Hoover Dam reservoir hits record low, in sign of extreme western U.S. drought
By Daniel Trotta and Andrea Januta
(Reuters) - The reservoir created by Hoover Dam, an engineering marvel that symbolized the American ascendance of the 20th Century, has sunk to its lowest level ever, underscoring the gravity of the extreme drought across the U.S. West.
Lake Mead, formed in the 1930s from the damming of the Colorado River at the Nevada-Arizona border about 30 miles (50 km) east of Las Vegas, is the largest reservoir in the United States. It is crucial to the water supply of 25 million people including in the cities of Los Angeles, San Diego, Phoenix, Tucson and Las Vegas.

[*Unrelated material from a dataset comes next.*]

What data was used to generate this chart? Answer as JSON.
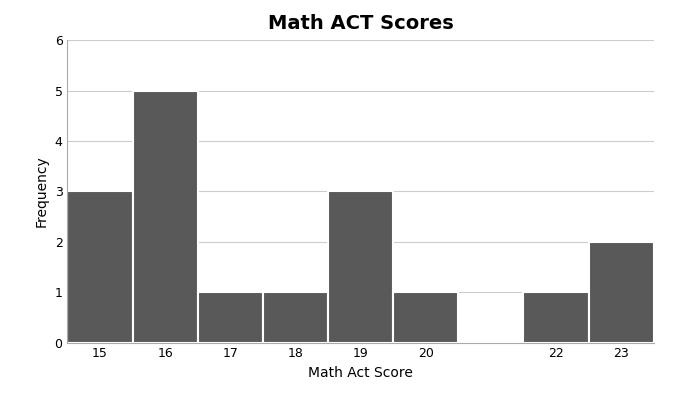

As of 11 p.m. PDT Wednesday (0600 GMT Thursday), the lake surface fell to 1,071.56 feet above sea level, dipping below the previous record low set on July 1, 2016. It has fallen 140 feet (42.7 meters) since 2000 - nearly the height of the Statue of Liberty from torch to base - exposing a bathtub ring of bleached-white embankments.
The drought that has brought Lake Mead low has gripped California, the Pacific Northwest, the Great Basin spanning Nevada, Oregon and Utah, plus the southwestern states of Arizona and New Mexico and even part of the Northern Plains.
Farmers are abandoning crops, Nevada is banning the watering of about one-third of the lawn in the Las Vegas area, and the governor of Utah is literally asking people to pray for rain.
Firefighters are facing worsening conditions this summer - after nearly 10,000 fires in California alone during the last wildfire season burned 4.2 million acres (1.7 million hectares), an area nearly as large as Kuwait.
Droughts are a recurring natural hazard but made worse recently by an accumulation of extremely dry years for most of this century. Scientists say human-influenced climate change has exacerbated the situation.
Low water levels due to drought are seen in the Hoover Dam reservoir of Lake Mead near Las Vegas, Nevada, U.S. June 9, 2021. Picture taken June 9, 2021. (REUTERS/Bridget Bennett)
The rains that deluged the West at the end of 2015 - before the previous low-water mark was set at Lake Mead - were a mere respite from what is now a 22-year drought, the driest period in 115 years of record-keeping by the U.S. Bureau of Reclamation, which manages water resources in the Western states.
"Some states, especially parts of California and parts of the southwest, it's really quite extreme drought conditions," said Ben Cook, a climate scientist at NASA's Goddard Institute for Space Studies.
In his decade of farming in North Dakota, Devin Jacobson has never seen it this dry. Jacobson's 3,500 acres of mostly durum wheat, canola, peas and lentils near Crosby have seen little rain beyond this season beyond two inches in late May and a quarter-inch this week.
"Another couple inches would put is in a pretty good spot, but there's nothing like that in the forecast right now," Jacobson said.
Officials across the West are enacting emergency measures. Wednesday, Arizona's governor declared an emergency after two fires burned more than 145,000 acres and triggered evacuations.
Arizona is "in a completely unique situation relative to our historical records," said Michael Crimmins, a University of Arizona climate scientist. "We're just desperately looking to the forecast to see when the monsoon might show up."
The Bureau of Reclamation is likely to declare Lake Mead's most extreme shortage condition for the first time ever, which would cut water supplies to Arizona, Nevada and Mexico, spokesperson Patti Aaron said.
Arizona could have its supply cut by 320,000 acre-feet, Aaron said. That is a year's supply for nearly 1 million households, according to the Arizona Department of Water Resources.
California Governor Gavin Newsom, facing a recall election, has issued a drought emergency proclamation for 41 of the state's 58 counties, empowering the state to take greater control over water resources.
But he so far has stopped short of measures taken by his predecessor Jerry Brown in 2015, when California ordered mandatory water use reductions that affected voters.
For now, water management mostly concerns agricultural businesses, which consume up to 80% of California's water. Some farmers are switching to less thirsty crops or letting land go fallow.
The Regional Water Authority, which represents water providers serving 2 million people in the Sacramento area, is recommending providers drill more wells for now, a short-term solution, and is asking customers to voluntarily reduce consumption 10%.
Jay Lund, a professor at the University of California Davis and director of its Center for Watershed Sciences, warned some of the more dire predictions were hyperbolic, saying Californians generally comply with mandatory and voluntary reductions in water usage, enabling the state to survive until the rains come again.
"There's going to be a lot of pain in this drought," Lund said. "It'll be catastrophic for some communities and for some local industries. It'll be catastrophic for some fish species. But it's not going to be catastrophic statewide."